When the corporation eventually ceased operations, the CRA registered a certificate in Federal Court. The corporation had no assets. Under Section 323 of the Excise Tax Act, the CRA assessed David personally for the full $87,000 plus interest and penalties.

David argued he was unaware of the remittance failures because he had delegated bookkeeping to an employee. The Tax Court rejected this defence — as the sole director and operator, David had a non-delegable duty to ensure remittances were made. He had never verified remittance status, reviewed CRA correspondence, or taken steps to prioritize remittances during the financial difficulty. The due diligence defence was unavailable.

David was personally liable for $103,000 (original assessment plus accrued interest). His personal bank accounts and home equity were exposed to CRA enforcement action.

Frequently Asked Questions

Can I be held personally liable for my corporation's debts as a director?+

As a shareholder only, you are generally shielded by limited liability. As a director, however, you can be personally liable for specific obligations regardless of the corporate form — including up to six months of unpaid employee wages (OBCA Section 131), unremitted payroll source deductions (Income Tax Act Section 227.1), and unremitted HST (Excise Tax Act Section 323). These statutory liabilities cannot be avoided simply by being an inactive or nominal director.

What is the due diligence defence for Ontario directors?+

The due diligence defence allows a director to escape personal liability for unremitted source deductions or HST if they can prove they exercised the care, diligence, and skill to prevent the failure that a reasonably prudent person would have exercised in comparable circumstances. This requires demonstrating active oversight of remittances — monitoring financial health, verifying remittance status, and taking steps to prevent failures — not just delegating to others.
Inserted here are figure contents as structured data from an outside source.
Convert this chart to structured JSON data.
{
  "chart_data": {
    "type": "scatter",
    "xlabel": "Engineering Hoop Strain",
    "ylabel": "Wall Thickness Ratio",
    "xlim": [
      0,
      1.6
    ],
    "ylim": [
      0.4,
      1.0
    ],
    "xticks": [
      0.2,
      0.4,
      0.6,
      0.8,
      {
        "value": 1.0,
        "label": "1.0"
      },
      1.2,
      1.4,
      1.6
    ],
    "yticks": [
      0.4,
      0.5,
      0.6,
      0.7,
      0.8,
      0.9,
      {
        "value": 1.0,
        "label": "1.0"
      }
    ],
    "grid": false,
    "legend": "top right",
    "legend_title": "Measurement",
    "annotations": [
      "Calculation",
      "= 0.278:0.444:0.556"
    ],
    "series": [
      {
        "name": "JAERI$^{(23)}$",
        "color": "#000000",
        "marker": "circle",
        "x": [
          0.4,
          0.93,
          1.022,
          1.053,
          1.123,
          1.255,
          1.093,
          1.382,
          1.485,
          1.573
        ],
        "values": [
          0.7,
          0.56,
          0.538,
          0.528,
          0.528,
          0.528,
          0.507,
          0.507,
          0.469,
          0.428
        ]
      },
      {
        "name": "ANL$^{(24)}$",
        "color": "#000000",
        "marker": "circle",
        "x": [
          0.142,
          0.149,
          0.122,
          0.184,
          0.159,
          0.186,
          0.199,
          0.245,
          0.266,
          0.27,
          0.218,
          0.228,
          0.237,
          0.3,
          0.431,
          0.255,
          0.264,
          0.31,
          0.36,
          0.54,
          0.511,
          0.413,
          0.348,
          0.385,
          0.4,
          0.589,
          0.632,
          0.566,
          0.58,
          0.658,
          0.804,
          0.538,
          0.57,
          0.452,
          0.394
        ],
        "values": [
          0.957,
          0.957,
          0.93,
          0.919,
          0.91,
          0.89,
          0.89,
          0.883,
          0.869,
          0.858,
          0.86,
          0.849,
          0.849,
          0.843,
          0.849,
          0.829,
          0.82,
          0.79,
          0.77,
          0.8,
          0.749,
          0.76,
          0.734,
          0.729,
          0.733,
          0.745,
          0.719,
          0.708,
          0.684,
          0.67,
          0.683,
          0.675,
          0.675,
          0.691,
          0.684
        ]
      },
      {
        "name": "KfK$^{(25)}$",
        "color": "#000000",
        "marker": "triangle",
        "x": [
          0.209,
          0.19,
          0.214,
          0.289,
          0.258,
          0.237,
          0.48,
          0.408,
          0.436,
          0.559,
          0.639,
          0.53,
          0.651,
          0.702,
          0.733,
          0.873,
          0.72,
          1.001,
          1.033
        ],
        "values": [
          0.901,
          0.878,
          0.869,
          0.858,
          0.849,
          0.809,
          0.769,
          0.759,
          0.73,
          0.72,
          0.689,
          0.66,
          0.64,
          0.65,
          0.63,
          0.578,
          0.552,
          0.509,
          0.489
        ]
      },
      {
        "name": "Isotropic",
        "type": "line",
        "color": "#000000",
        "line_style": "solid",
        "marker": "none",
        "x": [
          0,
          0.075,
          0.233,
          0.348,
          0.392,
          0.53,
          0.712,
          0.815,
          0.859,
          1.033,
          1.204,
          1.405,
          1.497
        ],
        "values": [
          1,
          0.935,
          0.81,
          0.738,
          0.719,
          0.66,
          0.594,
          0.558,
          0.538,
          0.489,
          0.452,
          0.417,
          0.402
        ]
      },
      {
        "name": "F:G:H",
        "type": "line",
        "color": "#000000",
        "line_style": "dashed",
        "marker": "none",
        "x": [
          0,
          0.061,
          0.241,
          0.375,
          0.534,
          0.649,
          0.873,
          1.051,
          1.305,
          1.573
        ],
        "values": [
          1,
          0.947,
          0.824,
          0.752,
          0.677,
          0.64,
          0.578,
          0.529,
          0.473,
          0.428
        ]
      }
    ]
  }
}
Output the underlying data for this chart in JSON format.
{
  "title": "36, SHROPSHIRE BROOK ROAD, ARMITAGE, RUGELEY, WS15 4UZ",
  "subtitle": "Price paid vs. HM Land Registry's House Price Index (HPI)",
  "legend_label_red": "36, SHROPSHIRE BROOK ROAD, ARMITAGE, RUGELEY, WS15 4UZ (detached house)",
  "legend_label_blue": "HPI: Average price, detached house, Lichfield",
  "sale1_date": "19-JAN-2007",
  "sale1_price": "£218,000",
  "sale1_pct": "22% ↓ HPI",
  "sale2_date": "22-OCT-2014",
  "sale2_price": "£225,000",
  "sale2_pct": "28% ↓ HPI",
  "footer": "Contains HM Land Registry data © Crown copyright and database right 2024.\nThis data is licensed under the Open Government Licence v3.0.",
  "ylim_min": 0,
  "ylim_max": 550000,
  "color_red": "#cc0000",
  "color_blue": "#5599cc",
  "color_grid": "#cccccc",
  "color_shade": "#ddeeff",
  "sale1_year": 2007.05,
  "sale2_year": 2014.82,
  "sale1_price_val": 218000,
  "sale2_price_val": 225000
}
Does resigning as a director protect me from liability?+

Resignation can limit future liability but does not retroactively eliminate liability for failures that occurred during your tenure. Claims against a director for unpaid wages or unremitted taxes must be made within two years of their resignation or removal. Resigning in the face of financial difficulty — without evidence of prior diligence — is not a defence to liability for failures that have already occurred.

Does directors and officers (D&O) insurance cover tax liability?+

Most D&O insurance policies do not cover personal liability for unremitted payroll source deductions or HST — these are statutory obligations that courts treat as tax debts rather than claims arising from corporate management decisions. Directors should carefully review their D&O policy coverage with a qualified insurance broker. Some policies cover defence costs even when the underlying liability is not covered.

Can a corporation indemnify its directors for personal liability?+

Under Section 136 of the OBCA, the corporation may (and often must, if the director acted honestly and in good faith) indemnify directors for costs and liabilities incurred in their role as director. However, corporate indemnification is only valuable if the corporation has the financial resources to honour it. In insolvency situations — the same circumstances that typically give rise to director liability — the corporation's indemnification promise may be worthless.